I spent a whole year researching the book. Luckily for me I had a friend who had been in the Royal Navy, and he was able to put me in touch with experts. I had to learn everything from scratch: the various parts of a battleship, Navy protocol when a VIP comes on board, and a great deal about submarine warfare.

Also, I needed to understand the inner workings of the Kremlin, and of 10 Downing Street and of the British embassy in Moscow. I had hours of interviews with journalists, former politicians and diplomats who had worked in these places and gave me first-hand accounts of how things are organized, and also who would be in attendance, for example, at crisis COBRA meetings.

I also had to study cyber warfare, learn a new terminology used by hackers, and get my head round the astonishing capabilities of that ubiquitous computer: the mobile phone.

Q: Xan Smiley of The Economist called the book a “fast-paced thriller with a chilling ring of authenticity and an eerie closeness to present events in Ukraine.” What do you think of that description?

A: I was flattered by this comment. If the novel has “authenticity” it is because I lived and worked in Russia for 20 years, and I have tried to bring places to life with accurate and detailed descriptions, and to give the reader an insight into how ordinary Russians react and think, and to show the bravery of so many Russian (and remember, my story is set in 2017, when some opposition was possible).

As for “an eerie closeness to present events in Ukraine,” I take that as a compliment. The war in Ukraine is being conducted by drones in the air. In my story, the Russian high command uses underwater drones. But the tactics are the same: to destroy and destabilize the “enemies” of Russia.
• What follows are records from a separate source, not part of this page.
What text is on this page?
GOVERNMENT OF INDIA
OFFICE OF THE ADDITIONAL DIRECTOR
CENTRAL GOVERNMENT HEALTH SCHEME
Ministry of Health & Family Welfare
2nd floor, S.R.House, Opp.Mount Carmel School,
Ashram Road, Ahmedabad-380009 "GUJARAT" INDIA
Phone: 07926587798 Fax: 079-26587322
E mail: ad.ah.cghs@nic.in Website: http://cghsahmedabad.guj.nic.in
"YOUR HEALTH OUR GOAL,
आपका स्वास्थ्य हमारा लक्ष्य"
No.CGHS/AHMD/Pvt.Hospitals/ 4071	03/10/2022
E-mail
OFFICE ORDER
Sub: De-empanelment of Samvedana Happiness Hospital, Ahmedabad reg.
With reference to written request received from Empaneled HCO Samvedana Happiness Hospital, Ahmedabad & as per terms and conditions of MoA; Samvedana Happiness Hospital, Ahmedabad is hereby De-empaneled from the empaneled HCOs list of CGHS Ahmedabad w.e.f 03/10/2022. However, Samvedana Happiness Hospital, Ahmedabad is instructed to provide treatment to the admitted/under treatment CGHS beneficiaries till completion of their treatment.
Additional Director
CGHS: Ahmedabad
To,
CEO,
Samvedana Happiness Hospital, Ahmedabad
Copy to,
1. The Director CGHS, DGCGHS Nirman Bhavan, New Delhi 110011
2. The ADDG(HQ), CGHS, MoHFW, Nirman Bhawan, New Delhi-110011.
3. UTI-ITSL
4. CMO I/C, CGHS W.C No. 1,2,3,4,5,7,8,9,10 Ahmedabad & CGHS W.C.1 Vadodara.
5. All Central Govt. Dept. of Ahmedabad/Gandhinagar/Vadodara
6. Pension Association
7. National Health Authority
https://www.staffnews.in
Disinformation plays a key role in this present war between Russia and Ukraine, and so it does in my novel. I write about the “research centres” set up by Russia’s FSB (security service) which have only one purpose, to meddle with elections in the US and in the UK, and generally spread disinformation.

 

We know for a fact that the main disinformation centre in Russia operates out of St. Petersburg, but I invented a new centre in Moscow, a five-story building where an army of young Russian hackers are employed with only one purpose: to spread fake news throughout social media, launch bot attacks on various websites, etc., in order to create confusion, sow doubt, and weaken our Western democracies.

Q: Without giving anything away, did you know how the novel would end before you started writing it, or did you make many changes along the way?

A: I knew that Russia could not succeed in its attempt to destroy the Western economy, but it might do us great damage; exactly how much was an open question, even in my mind, until the very end.

 

Also, the fate of my main characters was in their hands and not mine. I had no fixed plan, and I let Marina and Clive and General Varlamov (deputy head of the FSB, Russia’s secret service) take the lead, and I followed.

Q: What are you working on now?

A: A sequel but set in the present day.

Q: Anything else we should know?

A: It is a mistake to believe that every Russian supports Putin. They don’t. But nor can they protest or speak out; if they do, they will go to prison.

It is another mistake to think that Russia is not being seriously damaged by this war; sanctions are biting, prices are rising, and young Russian men are dying in great numbers.

 

I feel strongly that we must stay by Ukraine’s side and support their war effort, until they can bring Russia to the table more or less on their terms. You may think this is wishful thinking, but I believe it is the only honourable way forward, both for Ukraine and for Western democracies. If we fail here, then so many other small countries (Finland, the Baltic states, Moldova) are at risk.

Finally, it saddens me greatly that I shall never go back to Russia while Putin is in power, and while the country is a police state. But that could, and, I believe, will, change.